I'm too lazy to re-trace the conversation in this other thread, but I will point out that regulating pollution differs from regulating pharmaceuticals in one respect that's crucial to me: You have to breathe the same air as I do, so it's fair for the government to regulate the air I breathe. By contrast, you don't have to ingest the same chemicals as I do---therapeutical or recreational---so it's much less fair for the government to regulate the chemicals I ingest. The only reason I don't say "no fair" is that you help pay for the emergency room I may end up visiting, which gives you some minor degree of standing in the matter.
Questioner
 
  1  
Reply Wed 11 Jan, 2012 05:01 pm
@Thomas,
It's no different than the government banning cocaine and other narcotics as well. They have a good reason for banning _some_ of those drugs, just as the FDA has a pretty good reason for banning _some_ of the drugs they do.

And come on, there's no such thing as a free society. People are entirely too daft to be truly free. Next thing you'd be arguing is that in a 'free society' individuals should be able to ignore police officers, or the safety instructions on a plane. Sure, in a 'free society' Tom Dumbass should be allowed to smoke a cigarette on his flight if he wishes. Unfortunately for Tom Dumbass there are 150 other people's freedoms that he's impugning upon by doing so.

It's all tosh.

Cycloptichorn
 
  4  
Reply Wed 11 Jan, 2012 05:02 pm
@Thomas,
Failure to properly treat illness causes a great deal of economic harm to everyone, regardless of the emergency room bills. A sick person is not an effective worker; therefore, there is a large net positive when we (as a society) have some sort of assurance that the treatments for various ailments are actually doing what they are supposed to do...

Cycloptichorn
Thomas
 
  1  
Reply Wed 11 Jan, 2012 05:04 pm
@Questioner,
Questioner wrote:
It's no different than the government banning cocaine and other narcotics as well.
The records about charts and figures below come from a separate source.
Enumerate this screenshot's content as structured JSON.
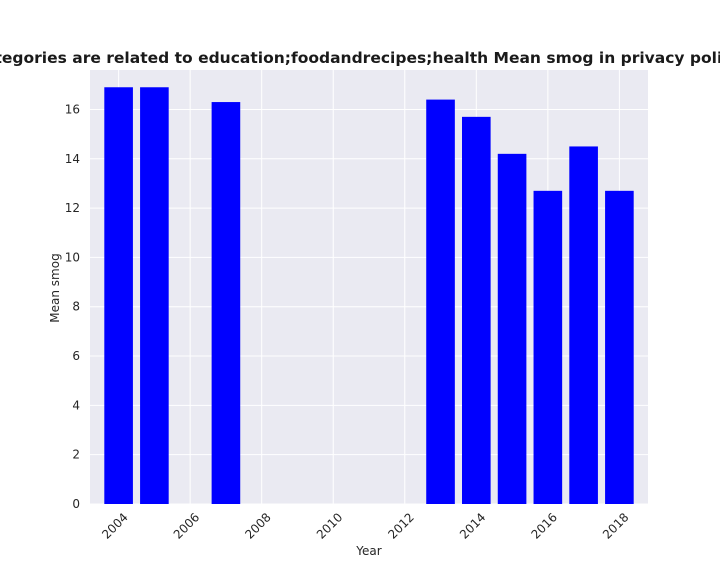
{
  "chart_data": {
    "type": "bar",
    "title": "hen categories are related to education;foodandrecipes;health Mean smog in privacy policies by",
    "xlabel": "Year",
    "ylabel": "Mean smog",
    "x": [
      2004,
      2005,
      2007,
      2013,
      2014,
      2015,
      2016,
      2017,
      2018
    ],
    "values": [
      16.9,
      16.9,
      16.3,
      16.4,
      15.7,
      14.2,
      12.7,
      14.5,
      12.7
    ],
    "xlim": [
      2003.2,
      2018.8
    ],
    "ylim": [
      0,
      17.6
    ],
    "xticks": [
      "2004",
      "2006",
      "2008",
      "2010",
      "2012",
      "2014",
      "2016",
      "2018"
    ],
    "yticks": [
      "0",
      "2",
      "4",
      "6",
      "8",
      "10",
      "12",
      "14",
      "16"
    ],
    "bar_color": "#0000ff",
    "background": "#eaeaf2",
    "grid": true
  }
}
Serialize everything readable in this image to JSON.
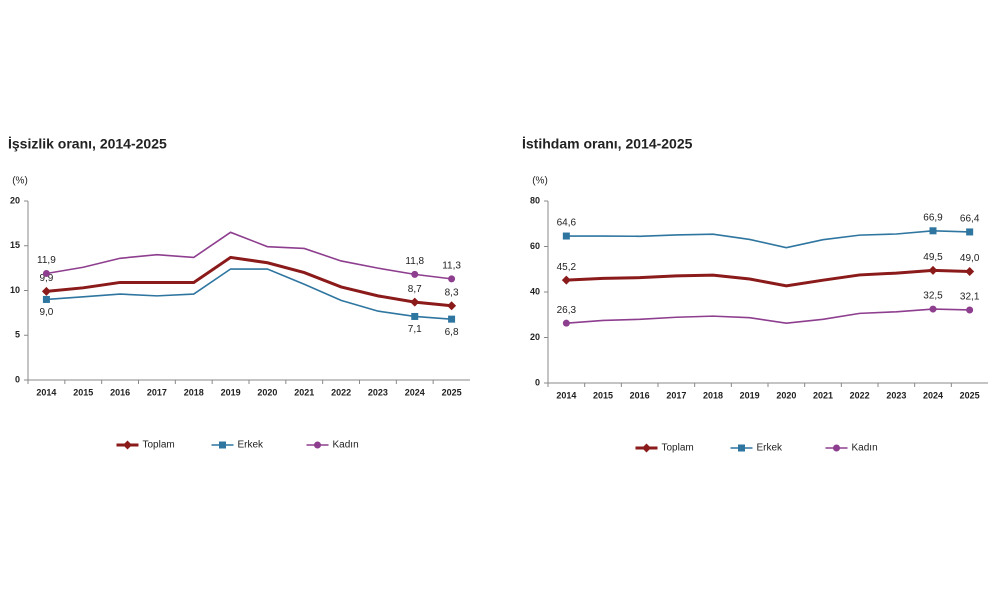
{
  "chart_data": [
    {
      "type": "line",
      "title": "İşsizlik oranı, 2014-2025",
      "y_label": "(%)",
      "categories": [
        "2014",
        "2015",
        "2016",
        "2017",
        "2018",
        "2019",
        "2020",
        "2021",
        "2022",
        "2023",
        "2024",
        "2025"
      ],
      "ylim": [
        0,
        20
      ],
      "yticks": [
        0,
        5,
        10,
        15,
        20
      ],
      "legend": "bottom",
      "series": [
        {
          "name": "Toplam",
          "color": "#8b1a1a",
          "marker": "diamond",
          "values": [
            9.9,
            10.3,
            10.9,
            10.9,
            10.9,
            13.7,
            13.1,
            12.0,
            10.4,
            9.4,
            8.7,
            8.3
          ],
          "value_labels": [
            "9,9",
            null,
            null,
            null,
            null,
            null,
            null,
            null,
            null,
            null,
            "8,7",
            "8,3"
          ]
        },
        {
          "name": "Erkek",
          "color": "#2e75a0",
          "marker": "square",
          "values": [
            9.0,
            9.3,
            9.6,
            9.4,
            9.6,
            12.4,
            12.4,
            10.7,
            8.9,
            7.7,
            7.1,
            6.8
          ],
          "value_labels": [
            "9,0",
            null,
            null,
            null,
            null,
            null,
            null,
            null,
            null,
            null,
            "7,1",
            "6,8"
          ]
        },
        {
          "name": "Kadın",
          "color": "#8e3e8e",
          "marker": "circle",
          "values": [
            11.9,
            12.6,
            13.6,
            14.0,
            13.7,
            16.5,
            14.9,
            14.7,
            13.3,
            12.5,
            11.8,
            11.3
          ],
          "value_labels": [
            "11,9",
            null,
            null,
            null,
            null,
            null,
            null,
            null,
            null,
            null,
            "11,8",
            "11,3"
          ]
        }
      ]
    },
    {
      "type": "line",
      "title": "İstihdam oranı, 2014-2025",
      "y_label": "(%)",
      "categories": [
        "2014",
        "2015",
        "2016",
        "2017",
        "2018",
        "2019",
        "2020",
        "2021",
        "2022",
        "2023",
        "2024",
        "2025"
      ],
      "ylim": [
        0,
        80
      ],
      "yticks": [
        0,
        20,
        40,
        60,
        80
      ],
      "legend": "bottom",
      "series": [
        {
          "name": "Toplam",
          "color": "#8b1a1a",
          "marker": "diamond",
          "values": [
            45.2,
            46.0,
            46.3,
            47.1,
            47.4,
            45.7,
            42.7,
            45.2,
            47.5,
            48.3,
            49.5,
            49.0
          ],
          "value_labels": [
            "45,2",
            null,
            null,
            null,
            null,
            null,
            null,
            null,
            null,
            null,
            "49,5",
            "49,0"
          ]
        },
        {
          "name": "Erkek",
          "color": "#2e75a0",
          "marker": "square",
          "values": [
            64.6,
            64.6,
            64.5,
            65.1,
            65.4,
            63.1,
            59.5,
            63.0,
            65.0,
            65.5,
            66.9,
            66.4
          ],
          "value_labels": [
            "64,6",
            null,
            null,
            null,
            null,
            null,
            null,
            null,
            null,
            null,
            "66,9",
            "66,4"
          ]
        },
        {
          "name": "Kadın",
          "color": "#8e3e8e",
          "marker": "circle",
          "values": [
            26.3,
            27.5,
            28.0,
            28.9,
            29.4,
            28.7,
            26.3,
            28.0,
            30.6,
            31.3,
            32.5,
            32.1
          ],
          "value_labels": [
            "26,3",
            null,
            null,
            null,
            null,
            null,
            null,
            null,
            null,
            null,
            "32,5",
            "32,1"
          ]
        }
      ]
    }
  ]
}
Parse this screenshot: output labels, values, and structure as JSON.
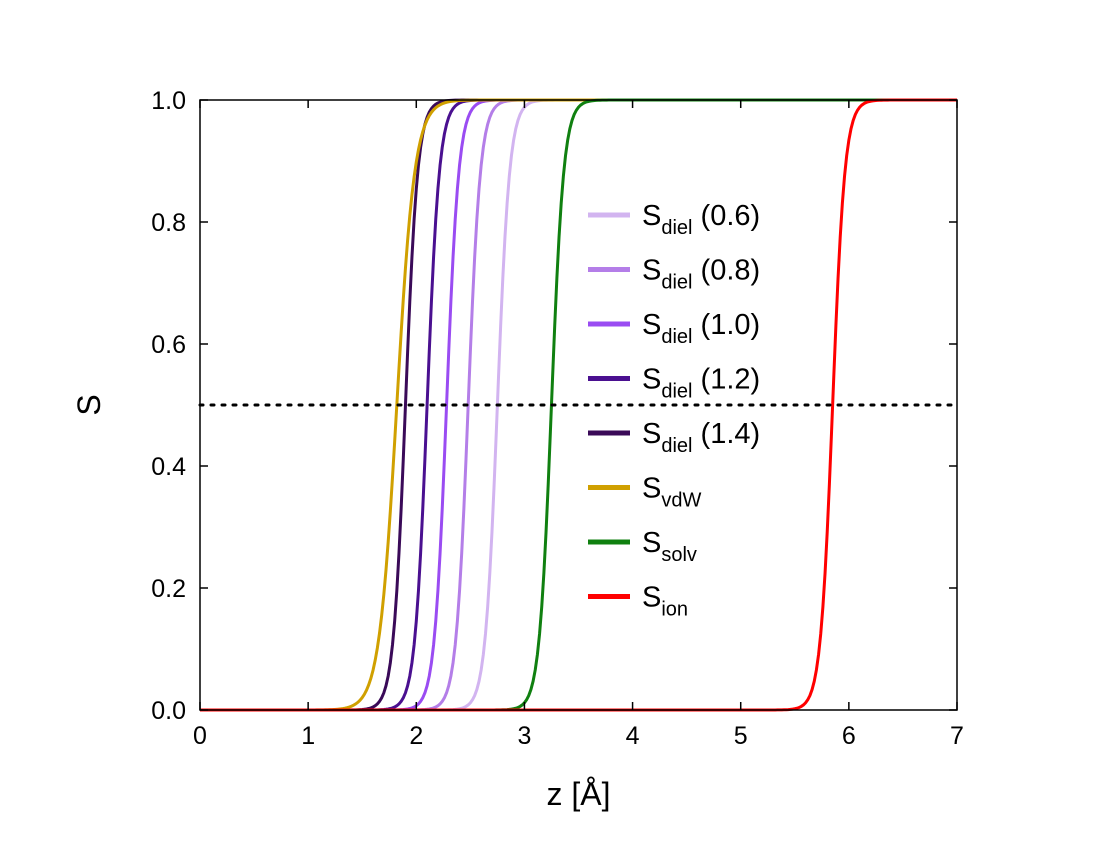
{
  "chart_data": {
    "type": "line",
    "title": "",
    "xlabel": "z [Å]",
    "ylabel": "S",
    "xlim": [
      0,
      7
    ],
    "ylim": [
      0,
      1
    ],
    "x_ticks": [
      "0",
      "1",
      "2",
      "3",
      "4",
      "5",
      "6",
      "7"
    ],
    "y_ticks": [
      "0.0",
      "0.2",
      "0.4",
      "0.6",
      "0.8",
      "1.0"
    ],
    "grid": false,
    "legend_position": "center-right",
    "reference_line": {
      "y": 0.5,
      "style": "dotted",
      "color": "#000000"
    },
    "series": [
      {
        "base": "S",
        "sub": "diel",
        "suffix": " (0.6)",
        "color": "#d2b4f0",
        "center": 2.75,
        "width": 0.26
      },
      {
        "base": "S",
        "sub": "diel",
        "suffix": " (0.8)",
        "color": "#b47ee8",
        "center": 2.48,
        "width": 0.26
      },
      {
        "base": "S",
        "sub": "diel",
        "suffix": " (1.0)",
        "color": "#9a4cf2",
        "center": 2.28,
        "width": 0.26
      },
      {
        "base": "S",
        "sub": "diel",
        "suffix": " (1.2)",
        "color": "#4a1090",
        "center": 2.1,
        "width": 0.26
      },
      {
        "base": "S",
        "sub": "diel",
        "suffix": " (1.4)",
        "color": "#3a0a58",
        "center": 1.9,
        "width": 0.26
      },
      {
        "base": "S",
        "sub": "vdW",
        "suffix": "",
        "color": "#d0a000",
        "center": 1.82,
        "width": 0.38
      },
      {
        "base": "S",
        "sub": "solv",
        "suffix": "",
        "color": "#108010",
        "center": 3.25,
        "width": 0.26
      },
      {
        "base": "S",
        "sub": "ion",
        "suffix": "",
        "color": "#ff0000",
        "center": 5.85,
        "width": 0.26
      }
    ]
  }
}
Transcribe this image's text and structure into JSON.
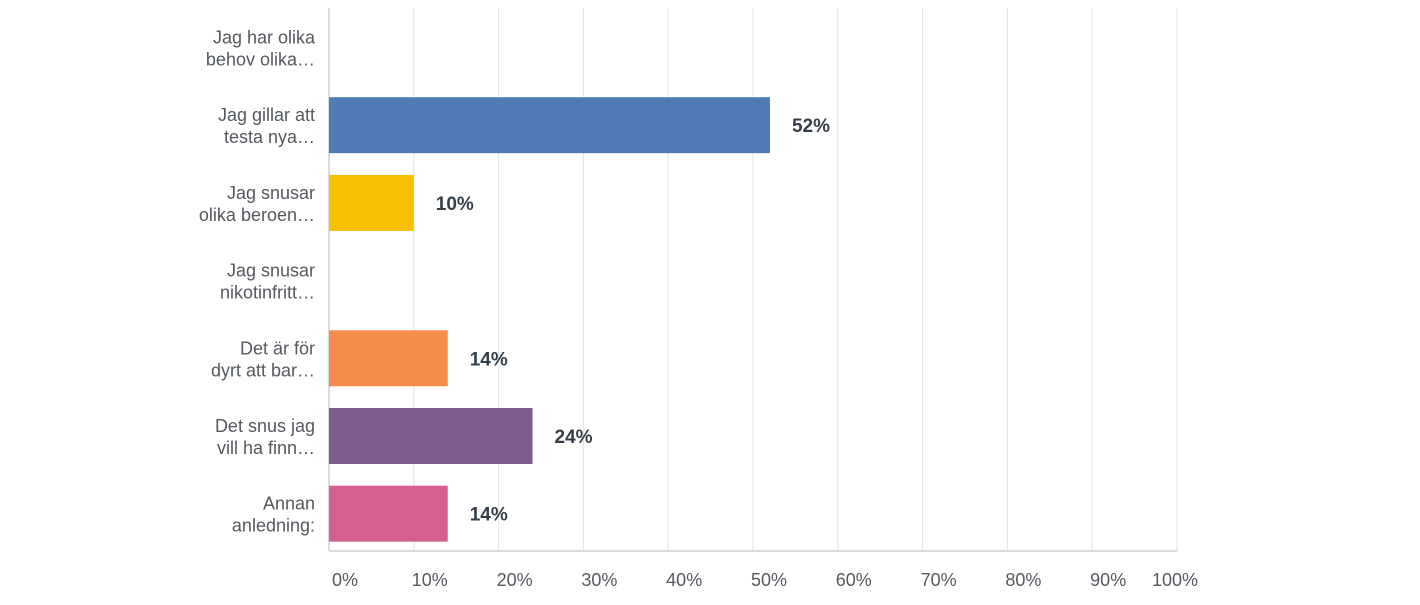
{
  "chart_data": {
    "type": "bar",
    "orientation": "horizontal",
    "categories": [
      [
        "Jag har olika",
        "behov olika…"
      ],
      [
        "Jag gillar att",
        "testa nya…"
      ],
      [
        "Jag snusar",
        "olika beroen…"
      ],
      [
        "Jag snusar",
        "nikotinfritt…"
      ],
      [
        "Det är för",
        "dyrt att bar…"
      ],
      [
        "Det snus jag",
        "vill ha finn…"
      ],
      [
        "Annan",
        "anledning:"
      ]
    ],
    "values": [
      null,
      52,
      10,
      null,
      14,
      24,
      14
    ],
    "value_labels": [
      "",
      "52%",
      "10%",
      "",
      "14%",
      "24%",
      "14%"
    ],
    "colors": [
      "#4f7bb7",
      "#4f7bb7",
      "#f6bf00",
      "#54b9c8",
      "#f68d4f",
      "#7c5c8d",
      "#d36090"
    ],
    "xlim": [
      0,
      100
    ],
    "x_ticks": [
      "0%",
      "10%",
      "20%",
      "30%",
      "40%",
      "50%",
      "60%",
      "70%",
      "80%",
      "90%",
      "100%"
    ],
    "grid": true,
    "title": "",
    "xlabel": "",
    "ylabel": ""
  }
}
I agree, and I disapprove of that, too.
0 Replies
 
Thomas
 
  1  
Reply Wed 11 Jan, 2012 05:08 pm
@Cycloptichorn,
Cycloptichorn wrote:
A sick person is not an effective worker; therefore, there is a large net positive when we (as a society) have some sort of assurance that the treatments for various ailments are actually doing what they are supposed to do...

My body, my choice. I think we agree that social-efficiency arguments don't give you a vote in your wife's decision whether to terminate a pregnancy. Why should they give you a vote in Steve Jobs''s decision to treat his pancreatic cancer with herbal medicines? (Which he initially did, losing precious time, possibly costing the world several years' worth of technical innovation.)